Software Engineer- (Data Platform)
Redwood, CIty-CA 94065
Software Engineer (Data Platform)
This is a ground floor opportunity with a big data security analytics with a substantially funded, fast growing start up that enables enterprises to defend against sophisticated cyber threats.
You will participate in building a breakthrough AI/Machine Learning based platform, that can ingest, model and analyze massive flow of machine generated security data.
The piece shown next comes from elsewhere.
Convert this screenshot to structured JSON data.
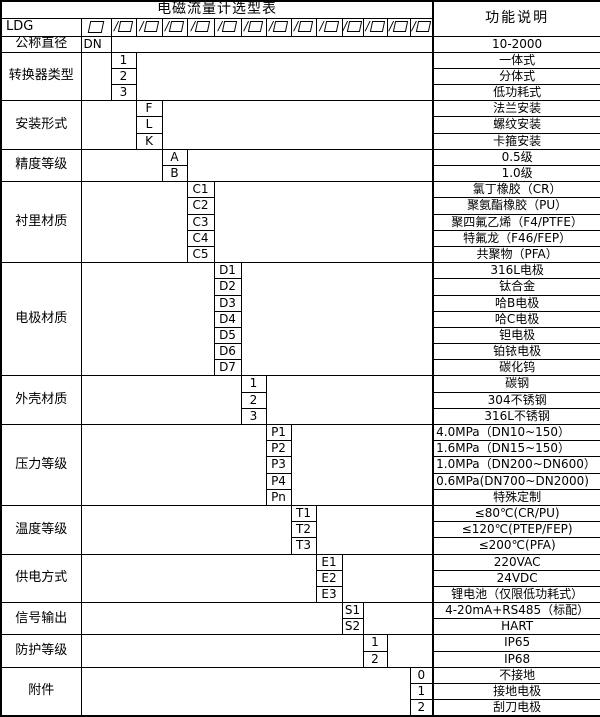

You will help build the next-generation infrastructure and security platform, which includes an application and service delivery platform, massively scalable distributed data storage and replication systems, and a cutting-edge search and behavior visualization system.
Key Drivers Are:
- You will be responsible for the scope, design and development of critical backend components in the product.
- Lead the design discussions with key stakeholders; drive the discussion to conclusions and actions.
- You will have responsibility for developing key platform features that supports large-scale data ingestion, feature extraction, model development and scoring systems built on Apache Spark/ Hadoop
- Participate in design discussions and code reviews
- You will write new design documents and/or append current code, to reflect the latest implementations.
- You will be responsible for writing unit tests and execute on developer level testing before handing over the code to QA.
- Ability to work with agile methodology under a fast pace work environment
- Providing prompt resolutions to customer reported issues.
To Succeed You Must Have:
Experience in building large Data Pipelines is required.
Experience coding in Scala and Spark Performance tuning is required.
· 7 or more years of experience in building enterprise software using Java with excellent design skills
· Experience with big data and distributed system technologies including Hadoop, HBase, ElasticSearch, Spark, Impala.
· Strong hands-on development experience with Spark transformations such as map, filter, groupByKey and reduceByKey.
· Strong knowledge of Spark RDD/Dataframe join performance optimization and shuffle tuning, Broadcast variables and Accumulators, and Kryo Serialization.
· Experience with design, development and delivery of mission critical software products for large enterprises.
· Strong experience in Java, Python, Spark and Scala.
· Experience with SQL and NoSQL databases. Specifically, Mongodb, Cassandra, RDBMS (Oracle, Postgres), RedShift.
· Experience with identity and access management solutions, LDAP, OAuth, OpenID, SAML, JWT, MFA technologies.
· Experience with Agile development methodology, test driven development, Git and CI/CD processes.
· Solid knowledge and understanding of object-oriented programming, data structures, algorithms, software design. Rigor in high code quality, automated testing, and other engineering best practices.
· Deep knowledge of Amazon Web Services ecosystem.
· Knowledge of Kubernetes/Docker, Spark, Kafka, Zookeeper and message queue technology.
· Knowledge of monitoring, benchmarking, diagnostic and performance optimization tools.
· Knowledge of distributed systems (design and development).
· Working with data at the petabyte scale.
· Security background is a big plus.
· Strong verbal, and written communication skills.
· · Commitment to proper Software Engineering - Test Driven Development, Documentation, Code reviews, etc.